An interesting new study (Harley 2013) has raised the question as to whether mortality of dialysis patients may be higher when the caseload of their nephrologist is higher. The authors retrospectively reviewed a cohort of patients receiving dialysis through facilities of one for-profit provider in an urban area of California. They found in demographic characteristic–adjusted analyses that each 50-patient increase in caseload was associated with a 2% increase in patient mortality risk (hazard ratio, 1.02; 95% confidence interval, 1.00 to 1.04; P<0.001). Also, patients treated by nephrologists with the lowest patient mortality rates received higher dialysis doses, had longer sessions, and received more kidney transplants.

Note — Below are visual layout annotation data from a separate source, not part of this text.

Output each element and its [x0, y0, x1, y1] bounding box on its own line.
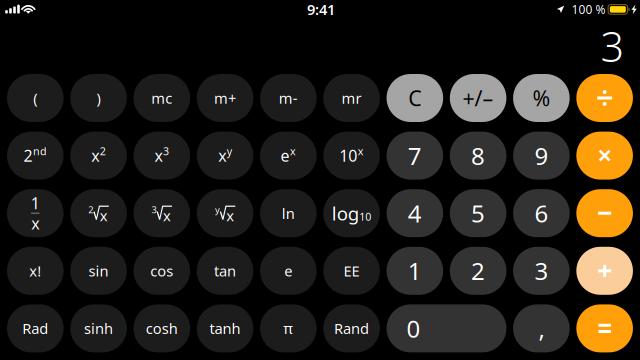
button[interactable]: m- [260, 74, 317, 122]
staticText: C [408, 84, 421, 112]
button[interactable]: log [323, 189, 380, 237]
staticText: 3 [534, 255, 548, 287]
button[interactable]: ln [260, 189, 317, 237]
button[interactable]: tanh [197, 304, 253, 352]
staticText: e [281, 145, 290, 166]
staticText: , [538, 312, 544, 344]
button[interactable]: Divide [576, 74, 633, 122]
staticText: x [358, 144, 364, 158]
staticText: x [290, 144, 296, 158]
button[interactable]: 2 [450, 247, 506, 295]
staticText: log [332, 201, 359, 226]
button[interactable]: Rand [323, 304, 380, 352]
staticText: 9:41 [307, 0, 335, 19]
staticText: ( [33, 88, 37, 108]
button[interactable]: 8 [450, 132, 506, 180]
button[interactable]: Subtract [576, 189, 633, 237]
button[interactable]: x [70, 132, 127, 180]
staticText: 0 [407, 312, 421, 344]
staticText: sinh [84, 319, 113, 338]
staticText: 2 [88, 204, 93, 216]
button[interactable]: e [260, 247, 317, 295]
staticText: 6 [534, 197, 548, 229]
button[interactable]: mr [323, 74, 380, 122]
staticText: 2 [24, 145, 32, 166]
button[interactable]: tan [197, 247, 253, 295]
staticText: x [163, 206, 171, 225]
staticText: +/– [463, 84, 494, 112]
staticText: ) [97, 88, 101, 108]
button[interactable]: y [197, 189, 253, 237]
staticText: mc [151, 88, 172, 108]
button[interactable]: Multiply [576, 132, 633, 180]
button[interactable]: 7 [387, 132, 443, 180]
button[interactable]: 1 [387, 247, 443, 295]
staticText: sin [89, 261, 109, 281]
button[interactable]: % [513, 74, 570, 122]
button[interactable]: 0 [387, 304, 506, 352]
button[interactable]: ) [70, 74, 127, 122]
staticText: x! [29, 261, 41, 281]
button[interactable]: 9 [513, 132, 570, 180]
button[interactable]: cosh [134, 304, 190, 352]
staticText: y [227, 144, 232, 158]
staticText: 5 [471, 197, 485, 229]
staticText: x [226, 206, 234, 225]
staticText: x [91, 145, 99, 166]
staticText: 10 [359, 210, 371, 224]
button[interactable]: π [260, 304, 317, 352]
button[interactable]: 1 [7, 189, 64, 237]
button[interactable]: x! [7, 247, 64, 295]
button[interactable]: sinh [70, 304, 127, 352]
button[interactable]: 3 [513, 247, 570, 295]
staticText: mr [342, 88, 362, 108]
staticText: x [100, 206, 108, 225]
staticText: 3 [600, 19, 624, 74]
staticText: 8 [471, 140, 485, 172]
staticText: tan [214, 261, 236, 281]
button[interactable]: x [197, 132, 253, 180]
staticText: 100 % [572, 1, 606, 17]
button[interactable]: sin [70, 247, 127, 295]
button[interactable]: 6 [513, 189, 570, 237]
button[interactable]: Equals [576, 304, 633, 352]
button[interactable]: 10 [323, 132, 380, 180]
button[interactable]: 2 [7, 132, 64, 180]
staticText: 10 [339, 145, 357, 166]
staticText: x [155, 145, 163, 166]
staticText: EE [344, 261, 360, 281]
button[interactable]: C [387, 74, 443, 122]
button[interactable]: e [260, 132, 317, 180]
button[interactable]: 5 [450, 189, 506, 237]
staticText: π [283, 319, 293, 338]
staticText: m+ [214, 88, 236, 108]
button[interactable]: , [513, 304, 570, 352]
staticText: cosh [146, 319, 178, 338]
staticText: 1 [408, 255, 422, 287]
staticText: % [532, 84, 550, 112]
staticText: 2 [100, 144, 106, 158]
staticText: y [215, 204, 220, 216]
staticText: 1 [31, 192, 40, 214]
staticText: Rad [22, 319, 48, 338]
button[interactable]: mc [134, 74, 190, 122]
staticText: 7 [408, 140, 422, 172]
staticText: m- [279, 88, 298, 108]
staticText: ln [282, 204, 295, 223]
button[interactable]: +/– [450, 74, 506, 122]
button[interactable]: Rad [7, 304, 64, 352]
staticText: tanh [210, 319, 241, 338]
button[interactable]: cos [134, 247, 190, 295]
button[interactable]: 4 [387, 189, 443, 237]
button[interactable]: m+ [197, 74, 253, 122]
button[interactable]: ( [7, 74, 64, 122]
button[interactable]: x [134, 132, 190, 180]
button[interactable]: Add [576, 247, 633, 295]
staticText: Rand [334, 319, 369, 338]
staticText: 3 [152, 204, 157, 216]
staticText: cos [150, 261, 173, 281]
button[interactable]: 3 [134, 189, 190, 237]
button[interactable]: 2 [70, 189, 127, 237]
staticText: 4 [408, 197, 422, 229]
button[interactable]: EE [323, 247, 380, 295]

The study conclusions are limited by the fact that this was one population and the study lacked important details about severity of illness and other patient level factors that might be important in terms of mortality. Nevertheless, the study does raise an important question that should lead to further investigation.
The study comes on the heels of another study (Kawaguchi 2013) that linked mortality of dialysis patients to the amount of physician contact they had. That study, using data from the large international Dialysis Outcomes and Practice Patterns Study (DOPPS), found an inverse correlation between the frequency of patient-doctor contact and all-cause mortality. They also found that each 5-minutes-shorter duration of patient-doctor contact was associated with a 5% higher risk for death, on average, after adjusting for visit frequency and other covariates. There were also modest inverse associations between both patient-doctor contact frequency and duration with hospitalization but not with kidney transplantation.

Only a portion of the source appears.